Sitting on their own 35-yard line, the Bills called a fake punt, snapping the ball directly to the upback who then threw it to the flat to pick up the first down. After settling for a field goal on the first drive, Buffalo's aggressive playcall was a bit surprising, but it's the kind that teams need to make when playing in Foxborough.
Still, the Patriots would get three good stops and immediately set up another fourth down, this one for just a single yard so it was less surprising to see them go for this one. New England sold out in the middle, assuming a QB sneak or quick handoff, but they got neither, with Josh Allen keeping it on a naked bootleg and going 22 yards.
They'd score a few plays later, making it 10-3, already enough to ultimately win the game.
After the Pats closed the score to 10-9, Buffalo would have another fourth-down conversion in the second quarter that led to their next touchdown. That one was perhaps the most impressive, with Allen standing tall in the pocket and finding his tight end downfield with Devin McCourty draped all over him.

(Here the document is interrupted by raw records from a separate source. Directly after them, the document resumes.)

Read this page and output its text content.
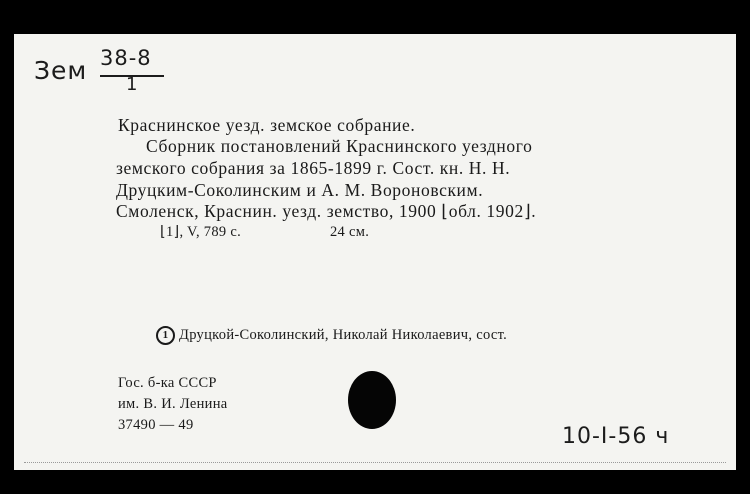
Зем 38-8
1
Краснинское уезд. земское собрание.
Сборник постановлений Краснинского уездного
земского собрания за 1865-1899 г. Сост. кн. Н. Н.
Друцким-Соколинским и А. М. Вороновским.
Смоленск, Краснин. уезд. земство, 1900 ⌊обл. 1902⌋.
⌊1⌋, V, 789 с.	24 см.
1 Друцкой-Соколинский, Николай Николаевич, сост.
Гос. б-ка СССР
им. В. И. Ленина
37490 — 49	10-I-56 ч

The Patriots defense had some good moments in this game, they were not run over like they were the last two weeks. However, in the critical spots, especially on fourth down, the Bills dominated and it directly led to touchdowns.
Enel Powerful Play of the Game: Diggs for 50
After a nine-play touchdown-scoring drive by the Patriots, powered mostly by two long runs by Sony Michel and J.J. Taylor, the Bills countered with their own 10-play drive to re-extend their lead to eight points.
At that moment it felt like the Patriots chances in the game were hanging by a thread and that thread was promptly snapped with the biggest play of the game, a 50-yard scoring strike from Allen to Stephon Diggs.
Even with five pass rushers coming for him, Allen calmly surveyed the field and threw a strike to Diggs on a crosser just a little over 12 yards downfield. Diggs turned on the jets, leaving J.C. Jackson in the dust and blowing the game open at 24-9.
"I didn't really see the ball and I feel like I hesitated a little bit," said Jackson of the play after the game. "He was about to cross and then when he caught it and scored, yeah I kind of hesitated. I saw the ball at the last minute. He caught the ball and he ran it in for a touchdown. He's a good player, he's a playmaker. Like I said, I could have done better, I could have had tighter coverage."
Nothing kills a defense like big scoring plays and while the Patriots defense is in the top half of the league in big passing plays allowed, this play sealed their fate in the game and that's why it's this week's pick for the Enel Powerful Play of the Game.
Another Extended Drive Brings on the Blowout
With the game at 24-9 at the start of the third quarter, it felt like long odds the Patriots would mount any kind of comeback attempt. They've broken 20 points just three times in the last 11 games of the 2020 season.
The Bills erased all doubt with their first possession of the second half with a methodical drive that took just eight plays and 3:32 to go 75 yards to put them over 30 points on the game.
In all, the Bills had four scoring drives of 10 plays or more plus this one that took eight. The 50-yarder to Diggs was the only scoring drive that was shorter. Usually the Patriots pride themselves on forcing continued execution whi
The Patriots defense simply had no answers for the Buffalo offense all night, as they were one step behind both mentally and physically. They might've limited the big plays and held up better than in recent weeks against the run, but no sacks, just one measly tackle-for-loss and no turnovers is not going to get the job done against one of the best offenses in the NFL.